IN THE BEGINNING: CHRIST REVEALED
A reflection on Christ in Genesis 1-2
In the beginning, God created the heavens and the earth (Genesis 1:1). With those sacred words, the curtain of eternity is drawn back. Creation bursts into being, not as a random display of power, but as the unfolding of a Person. For hidden within the opening verse stands Christ Himself, the eternal Word through whom all things were made. Before the eyes of man could behold Him, He was already there—the Wisdom of God, the voice that spoke light into darkness and order into chaos.
John later testified, “In the beginning was the Word, and the Word was with God, and the Word was God…all things were made through Him” (John 1:1, 3). The One who would one day hang upon a cross first hung the stars in their places. The same hands that would bear the marks of nails were the hands that shaped the galaxies. “By the word of the Lord the heavens were made, and all the host of them by the breath of His mouth” (Psalm 33:6). Creation itself was His first sermon, a testimony of His glory, a mirror of His majesty.
When God said, “Let there be light,” He was not only commanding the sun to shine. He was revealing the coming of His Son, “the true Light which gives light to every man” (John 1:9). The light that pierced the first darkness was a shadow of the greater Light that would one day pierce the darkness of the human heart. Jesus would later say, “I am the Light of the world” (John 8:12). What began in Genesis was fulfilled in Him. The first dawn whispered His name.
The Spirit, too, was there, moving over the face of the deep (Genesis 1:2). The same Spirit now moves over the hearts of men, breathing life where death has reigned. Just as He brought form out of emptiness and light out of void, so He brings new creation through Christ (2 Corinthians 5:17). The breath that gave life to Adam still breathes through the gospel, awakening the soul to know its Maker.
When God formed man from the dust and breathed into him the breath of life (Genesis 2:7), it was more than an act of creation. It was a prophecy. For one day the Second Adam would come, not from dust but from heaven. Adam received life. Christ is the Life (John 14:6). Where Adam fell in a garden, Jesus stood faithful in another. In Gethsemane He knelt and prayed, “Not My will, but Yours be done” (Luke 22:42). The first man brought death by disobedience. The second brought life by surrender.
And from Adam’s side came Eve, his bride, formed while he slept (Genesis 2:21–23). How tenderly that moment points to Calvary. As Adam slept, a bride was brought forth. As Christ slept the sleep of death, His side was opened, and out flowed blood and water—the purchase of His Bride, the Church (John 19:34). Paul would later say, “This is a great mystery…but I speak concerning Christ and the Church” (Ephesians 5:32). She was bone of his bone and flesh of his flesh. And so are we, joined to Christ by grace, one spirit with the Lord (1 Corinthians 6:17).
Even the seventh day rests in His shadow. When God finished His work of creation, He rested (Genesis 2:2). When Jesus finished His work of redemption, He too rested, seated at the right hand of the Father (Hebrews 10:12). The work was complete. The same peace that filled Eden now fills the believer’s heart. “There remains therefore a rest for the people of God” (Hebrews 4:9). In Him, we cease from striving. In Him, we find our Sabbath.
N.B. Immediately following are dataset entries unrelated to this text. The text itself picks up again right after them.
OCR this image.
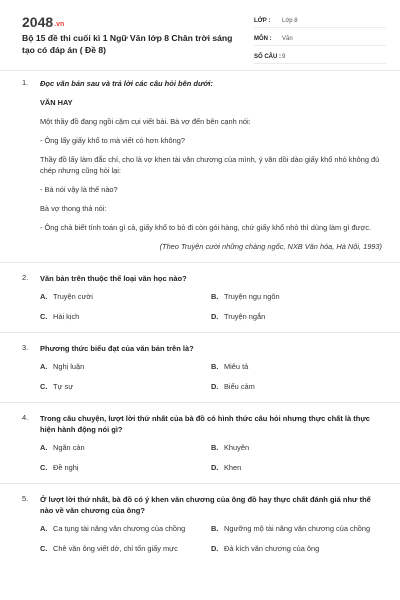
2048.vn
Bộ 15 đề thi cuối kì 1 Ngữ Văn lớp 8 Chân trời sáng tạo có đáp án ( Đề 8)
LỚP :	Lớp 8
MÔN :	Văn
SỐ CÂU : 9
1. Đọc văn bản sau và trả lời các câu hỏi bên dưới:

VĂN HAY

Một thầy đồ đang ngồi cặm cụi viết bài. Bà vợ đến bên cạnh nói:

- Ông lấy giấy khổ to mà viết có hơn không?

Thầy đồ lấy làm đắc chí, cho là vợ khen tài văn chương của mình, ý văn dồi dào giấy khổ nhỏ không đủ chép nhưng cũng hỏi lại:

- Bà nói vậy là thế nào?

Bà vợ thong thả nói:

- Ông chả biết tính toán gì cả, giấy khổ to bỏ đi còn gói hàng, chứ giấy khổ nhỏ thì dùng làm gì được.

(Theo Truyện cười những chàng ngốc, NXB Văn hóa, Hà Nội, 1993)

2. Văn bản trên thuộc thể loại văn học nào?
A. Truyện cười	B. Truyện ngụ ngôn
C. Hài kịch	D. Truyện ngắn
3. Phương thức biểu đạt của văn bản trên là?
A. Nghị luận	B. Miêu tả
C. Tự sự	D. Biểu cảm
4. Trong câu chuyện, lượt lời thứ nhất của bà đồ có hình thức câu hỏi nhưng thực chất là thực hiện hành động nói gì?
A. Ngăn cản	B. Khuyên
C. Đề nghị	D. Khen
5. Ở lượt lời thứ nhất, bà đồ có ý khen văn chương của ông đồ hay thực chất đánh giá như thế nào về văn chương của ông?
A. Ca tụng tài năng văn chương của chồng	B. Ngưỡng mộ tài năng văn chương của chồng
C. Chê văn ông viết dở, chỉ tốn giấy mực	D. Đả kích văn chương của ông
From the first verse of Scripture, Christ is present. He is the Word that speaks, the Light that shines, the Breath that gives life, the Image of the invisible God. The Bible is His story—from Genesis to Revelation, from creation to new creation. He is the Alpha and the Omega, the beginning and the end (Revelation 22:13). To read Genesis without seeing Jesus is to gaze at a sunrise and miss the sun itself.
When we picture the beauty of Eden—the trees, the rivers, the voice of God walking with man in the cool of the day (Genesis 3:8)—we catch a glimpse of what was lost through sin. Yet in Christ, we see what is being restored. He is not only the Creator of all things. He is the Redeemer of all things. In Him, paradise is regained. In Him, communion is restored. In Him, we find the beginning we long for and the home our hearts remember.
May we never read Genesis again as mere history, but as holy revelation—the unveiling of Jesus, the Lamb slain from before the foundation of the world (Revelation 13:8). He is the first Word and the final Word, the One through whom all things were made and through whom all things will be made new.
Lord Jesus, You were there in the beginning. You are here even now. Open my eyes to see You in every page of Your Word—in every dawn, every promise, every whisper of creation. Let the light that shone at the first shine again in me. Teach me to rest in the finished work of Your hands, and to walk in the beauty of Your presence. For You are my beginning and my end, my Creator and my Redeemer. Amen.